The real danger this tick season is not panic, but pretending the numbers don’t matter.
Story Snapshot
- Tick bite ER visits are more than double the usual rate for April, highest since at least 2017.
- The Northeast is getting hit hardest, with far higher visit rates than any other region.
- Data are preliminary, yet media and social feeds already shout “worst season” without nuance.
- Climate, growing tick populations, and more cautious patients are all driving the surge.
Tick bite numbers jump before summer even starts
Weekly emergency room visits for tick bites in April 2026 reached about 71 per 100,000 visits, more than double the usual seasonal average of about 30 per 100,000. That means for every 100,000 ER visits nationwide, well over twice as many now involve someone worried about a tick attached to their skin.
The Centers for Disease Control and Prevention’s own media release says visits are higher than normal in many parts of the country, and not just by a little.
The scale of exposure is not small. The Centers for Disease Control and Prevention estimates about 31 million Americans are bitten by ticks every year. Some bites never reach an ER, but the rising share that do helps signal how often people are crossing paths with ticks.
This spring spike is happening before the traditional peak month of May, when visits usually climb even more, which raises fair questions about how bad the full season could become.
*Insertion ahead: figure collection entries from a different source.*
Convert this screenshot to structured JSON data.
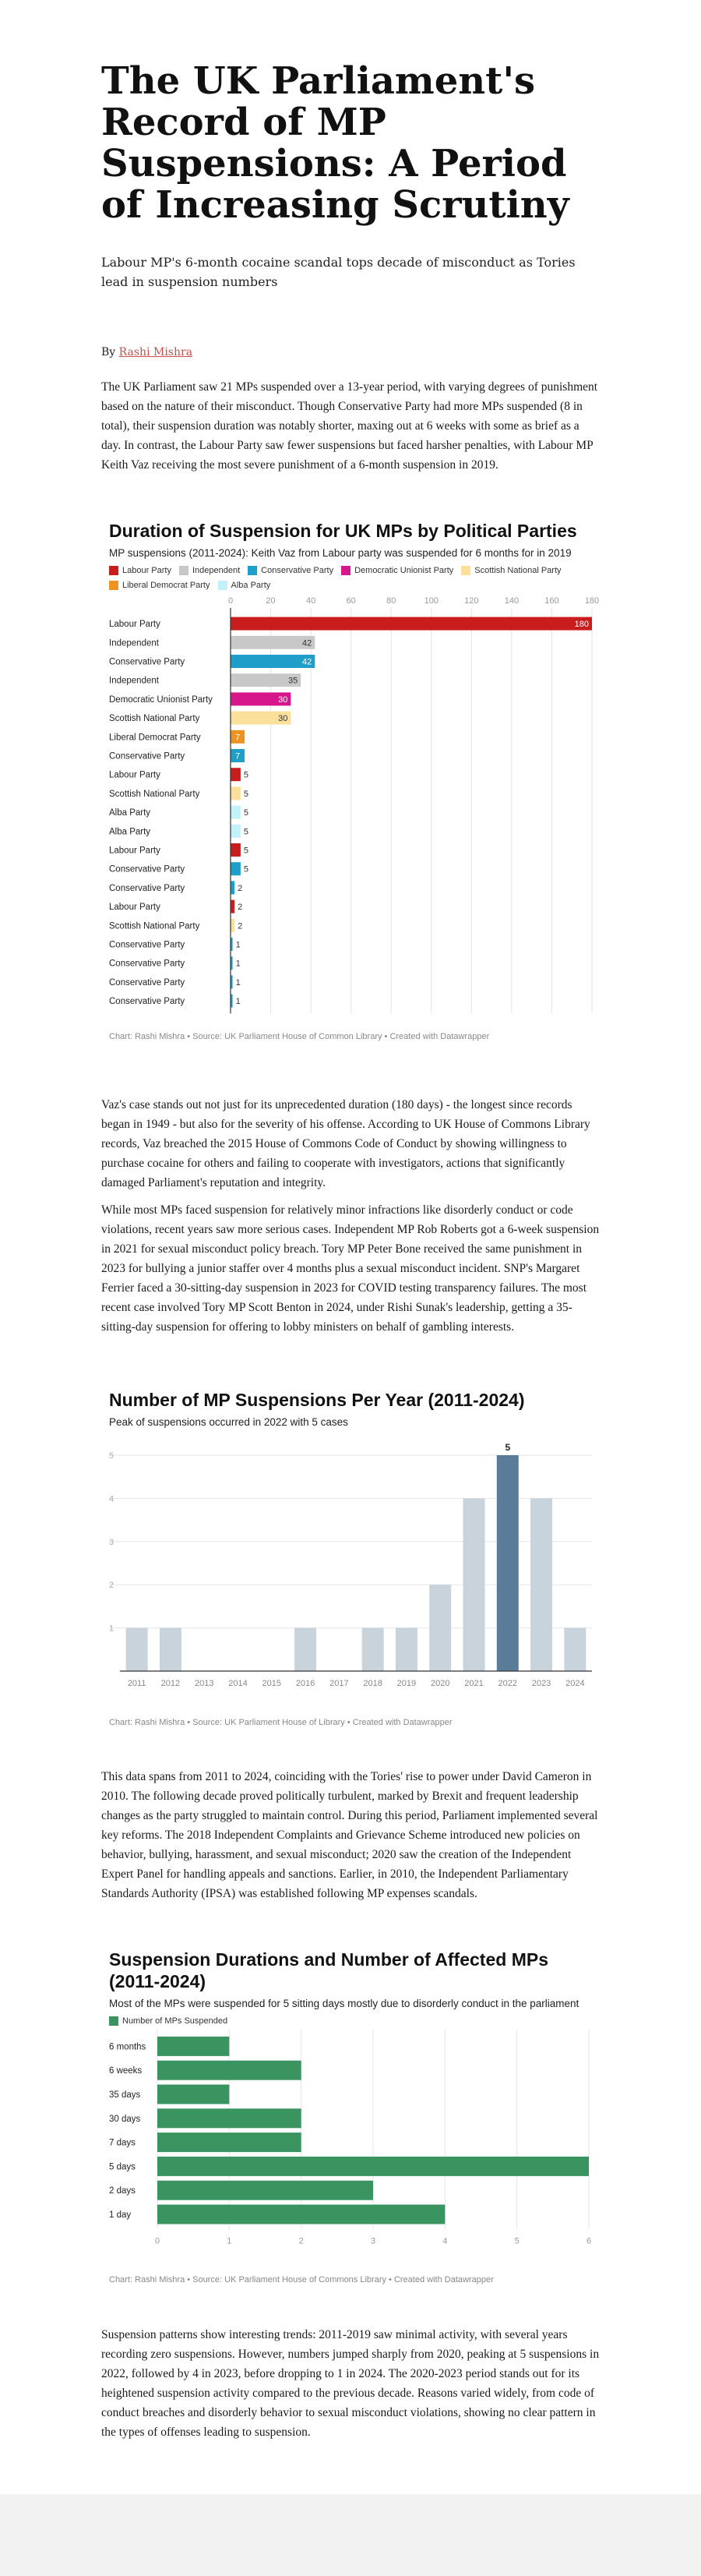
{
  "article": {
    "title": "The UK Parliament's Record of MP Suspensions: A Period of Increasing Scrutiny",
    "subtitle": "Labour MP's 6-month cocaine scandal tops decade of misconduct as Tories lead in suspension numbers",
    "byline_prefix": "By",
    "author": "Rashi Mishra",
    "paragraphs": [
      "The UK Parliament saw 21 MPs suspended over a 13-year period, with varying degrees of punishment based on the nature of their misconduct. Though Conservative Party had more MPs suspended (8 in total), their suspension duration was notably shorter, maxing out at 6 weeks with some as brief as a day. In contrast, the Labour Party saw fewer suspensions but faced harsher penalties, with Labour MP Keith Vaz receiving the most severe punishment of a 6-month suspension in 2019.",
      "Vaz's case stands out not just for its unprecedented duration (180 days) - the longest since records began in 1949 - but also for the severity of his offense. According to UK House of Commons Library records, Vaz breached the 2015 House of Commons Code of Conduct by showing willingness to purchase cocaine for others and failing to cooperate with investigators, actions that significantly damaged Parliament's reputation and integrity.",
      "While most MPs faced suspension for relatively minor infractions like disorderly conduct or code violations, recent years saw more serious cases. Independent MP Rob Roberts got a 6-week suspension in 2021 for sexual misconduct policy breach. Tory MP Peter Bone received the same punishment in 2023 for bullying a junior staffer over 4 months plus a sexual misconduct incident. SNP's Margaret Ferrier faced a 30-sitting-day suspension in 2023 for COVID testing transparency failures. The most recent case involved Tory MP Scott Benton in 2024, under Rishi Sunak's leadership, getting a 35-sitting-day suspension for offering to lobby ministers on behalf of gambling interests.",
      "This data spans from 2011 to 2024, coinciding with the Tories' rise to power under David Cameron in 2010. The following decade proved politically turbulent, marked by Brexit and frequent leadership changes as the party struggled to maintain control. During this period, Parliament implemented several key reforms. The 2018 Independent Complaints and Grievance Scheme introduced new policies on behavior, bullying, harassment, and sexual misconduct; 2020 saw the creation of the Independent Expert Panel for handling appeals and sanctions. Earlier, in 2010, the Independent Parliamentary Standards Authority (IPSA) was established following MP expenses scandals.",
      "Suspension patterns show interesting trends: 2011-2019 saw minimal activity, with several years recording zero suspensions. However, numbers jumped sharply from 2020, peaking at 5 suspensions in 2022, followed by 4 in 2023, before dropping to 1 in 2024. The 2020-2023 period stands out for its heightened suspension activity compared to the previous decade. Reasons varied widely, from code of conduct breaches and disorderly behavior to sexual misconduct violations, showing no clear pattern in the types of offenses leading to suspension."
    ]
  },
  "colors": {
    "Labour Party": "#c71e1d",
    "Independent": "#c8c8c8",
    "Conservative Party": "#1d9fc9",
    "Democratic Unionist Party": "#d6178b",
    "Scottish National Party": "#fbe09b",
    "Liberal Democrat Party": "#f0921e",
    "Alba Party": "#c2f2f9",
    "year_bar": "#c8d3dc",
    "year_highlight": "#5b7c99",
    "duration_bar": "#3a9460"
  },
  "chart_data": [
    {
      "type": "bar",
      "orientation": "horizontal",
      "title": "Duration of Suspension for UK MPs by Political Parties",
      "subtitle": "MP suspensions (2011-2024): Keith Vaz from Labour party was suspended for 6 months for in 2019",
      "legend": [
        "Labour Party",
        "Independent",
        "Conservative Party",
        "Democratic Unionist Party",
        "Scottish National Party",
        "Liberal Democrat Party",
        "Alba Party"
      ],
      "legend_position": "top",
      "xlim": [
        0,
        180
      ],
      "xticks": [
        0,
        20,
        40,
        60,
        80,
        100,
        120,
        140,
        160,
        180
      ],
      "grid": true,
      "categories": [
        "Labour Party",
        "Independent",
        "Conservative Party",
        "Independent",
        "Democratic Unionist Party",
        "Scottish National Party",
        "Liberal Democrat Party",
        "Conservative Party",
        "Labour Party",
        "Scottish National Party",
        "Alba Party",
        "Alba Party",
        "Labour Party",
        "Conservative Party",
        "Conservative Party",
        "Labour Party",
        "Scottish National Party",
        "Conservative Party",
        "Conservative Party",
        "Conservative Party",
        "Conservative Party"
      ],
      "values": [
        180,
        42,
        42,
        35,
        30,
        30,
        7,
        7,
        5,
        5,
        5,
        5,
        5,
        5,
        2,
        2,
        2,
        1,
        1,
        1,
        1
      ],
      "footer": "Chart: Rashi Mishra • Source: UK Parliament House of Common Library • Created with Datawrapper"
    },
    {
      "type": "bar",
      "title": "Number of MP Suspensions Per Year (2011-2024)",
      "subtitle": "Peak of suspensions occurred in 2022 with 5 cases",
      "categories": [
        "2011",
        "2012",
        "2013",
        "2014",
        "2015",
        "2016",
        "2017",
        "2018",
        "2019",
        "2020",
        "2021",
        "2022",
        "2023",
        "2024"
      ],
      "values": [
        1,
        1,
        0,
        0,
        0,
        1,
        0,
        1,
        1,
        2,
        4,
        5,
        4,
        1
      ],
      "ylim": [
        0,
        5
      ],
      "yticks": [
        1,
        2,
        3,
        4,
        5
      ],
      "highlight": "2022",
      "grid": true,
      "footer": "Chart: Rashi Mishra • Source: UK Parliament House of Library • Created with Datawrapper"
    },
    {
      "type": "bar",
      "orientation": "horizontal",
      "title": "Suspension Durations and Number of Affected MPs (2011-2024)",
      "subtitle": "Most of the MPs were suspended for 5 sitting days mostly due to disorderly conduct in the parliament",
      "series": [
        {
          "name": "Number of MPs Suspended",
          "values": [
            1,
            2,
            1,
            2,
            2,
            6,
            3,
            4
          ]
        }
      ],
      "categories": [
        "6 months",
        "6 weeks",
        "35 days",
        "30 days",
        "7 days",
        "5 days",
        "2 days",
        "1 day"
      ],
      "xlim": [
        0,
        6
      ],
      "xticks": [
        0,
        1,
        2,
        3,
        4,
        5,
        6
      ],
      "grid": true,
      "legend_position": "top",
      "footer": "Chart: Rashi Mishra • Source: UK Parliament House of Commons Library • Created with Datawrapper"
    }
  ]
}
Tick season is expected to be worse than normal as ER visits rise in much of the U.S. https://t.co/EH7dln8g2E
— CBS News (@CBSNews) July 3, 2026
The Northeast carries the heaviest burden
The surge is not evenly spread. Reporting based on Centers for Disease Control and Prevention data shows the Northeast leading the nation in tick-related ER visits, with rates far higher than other regions.
Other coverage notes the Northeast and Midwest as the most affected areas, followed by the Southeast and West. This pattern matches earlier studies of tick-bite visits from 2017 to 2019, which found that the Northeast had the highest incidence and a strong association with Lyme disease risk.
Emergency room data and media reports also highlight who is seeking care. Children younger than 10 and adults over 70 are among the groups with the highest tick-bite visit rates.
For families in the Northeast and upper Midwest, that combination of geography and age means they need to take tick prevention seriously, not just shrug off bites as minor.
Why the spike: more ticks, longer season, and more caution
Experts point to three main drivers behind the higher ER numbers. First, tick populations have climbed in many states. Researchers describe record or near-record tick levels, especially in the Northeast, mid-Atlantic, and upper Midwest, with more ticks surviving milder winters and staying active longer into the year.
Second, the traditional tick window, April through September, has expanded. Warmer winters and more humid spring days keep ticks moving and biting outside the old, predictable “summer only” pattern.
🔴 CDC reports highest tick-bite ER visits since 2017 as season worsens
The Centers for Disease Control and Prevention logged the highest rate of emergency room visits from tick bites since 2017 across most of the country this summer.
Rebecca Osborn, epidemiologist at the… pic.twitter.com/QJiaeAj2ZL— NewsTongue (@NewsTongueX) July 2, 2026
The third driver might surprise some readers: more people are heading to the ER because they are better informed and more worried. Doctors say heavy media coverage of Lyme disease and other tick-borne illnesses has led patients to come in sooner, sometimes when the tick is still small and not engorged.
From this viewpoint, this reflects a mix of personal responsibility and fear. Awareness is good; rushing to the ER for every bite may not be. But a cautious visit can catch early infection and avoid the long-term disability that untreated Lyme disease can cause.
Preliminary data, loud headlines, and cost fears
The Centers for Disease Control and Prevention labels its 2026 tick-bite data as preliminary, meaning the numbers may change as more records come in. Yet national outlets and local newscasts have already framed the season as one of the worst in years, and social feeds echo that line.
This is a familiar pattern in public health: early surveillance data becomes a crisis headline before the season ends or datasets are final. The risk is that fear outruns facts while cooler heads are still looking at the charts.
At the same time, many government messages focus on prevention but say little about the cost burden of testing and treatment. Local stories mention people getting “sticker shock” from lab bills after a tick bite. For working families and retirees, that matters.
From this view, public health agencies should be as upfront about cost realities and support options as they are about risk, so people can make informed decisions rather than skip care for fear of a surprise bill.
Practical steps that matter more than panic
Regardless of how the final 2026 numbers land, the practical advice does not change. Wear long sleeves and pants in tall grass and woods; use insect repellent with at least 20% DEET or other approved ingredients; and treat outdoor clothing with permethrin to repel ticks.
Do a full body tick check after being outside, especially in areas where Lyme disease is common. If you find an attached tick, remove it quickly with fine tweezers, clean the area, and watch for rashes or flu-like symptoms.
Removing a tick within 24 hours greatly reduces the risk of Lyme disease. That simple fact gives individuals real control in a season where the headlines can seem overwhelming. The numbers show tick bites are sending more people to the ER, at the highest early-season rates in nearly a decade.